La chiesa medievale possedeva un’unica navata illuminata da una lanterna centrale e sostenuta da contrafforti laterali, negli spazi tra i quali erano ricavate dieci cappelle simmetriche; l’abside quadrangolare era voltata a crociera e preceduta da un transetto; era ed è tuttora inclinata a sinistra rispetto all’asse longitudinale, secondo una tipologia formale che allude simbolicamente alla posizione del capo di Cristo morto sulla croce. Nel 1392 fu costruito il campanile, concluso da una struttura lignea che sarà rimossa nel 1690 per lasciare posto alla definitiva configurazione.

Dagli anni Settanta del XV secolo, essendo vescovo Angelo Fasolo, profonde trasformazioni intervennero soprattutto nella zona absidale, con il prolungamento del presbiterio realizzato in forma poligonale con sei finestre gotiche vetrate, tessitura muraria in conci di pietra calcarea bianca e volta a costoloni.

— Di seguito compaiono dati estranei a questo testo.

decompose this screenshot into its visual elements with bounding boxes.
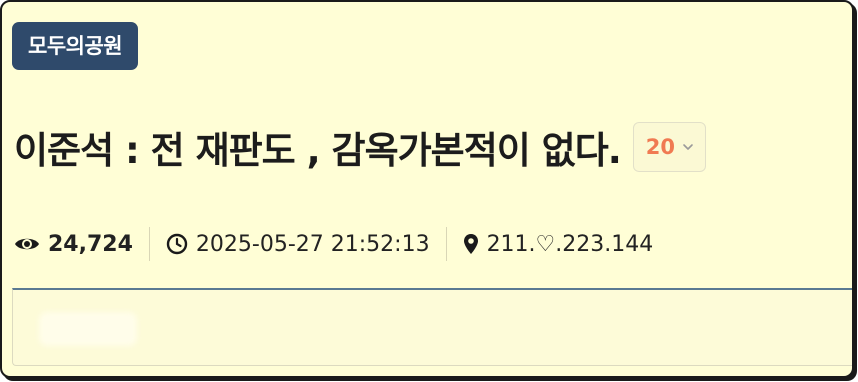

Per un solo decennio, tuttavia, i Feltrini poterono ammirare la loro rinnovata cattedrale: erano infatti da poco conclusi i lavori quando la città fu coinvolta nelle vicende della guerra cambraica. Invasa da un distaccamento dell’esercito di Massimiliano d’Asburgo, fu data alle fiamme nel 1510, con particolare accanimento nei confronti dei principali centri del potere politico e religioso. La cattedrale ne uscì pesantemente danneggiata e nel 1517, mentre il restauro avanzava a rilento, si aprì una disputa che divise la città per molti anni, tra chi chiedeva di continuare i lavori e chi invece proponeva una costruzione ex novo entro le mura, in luogo più protetto.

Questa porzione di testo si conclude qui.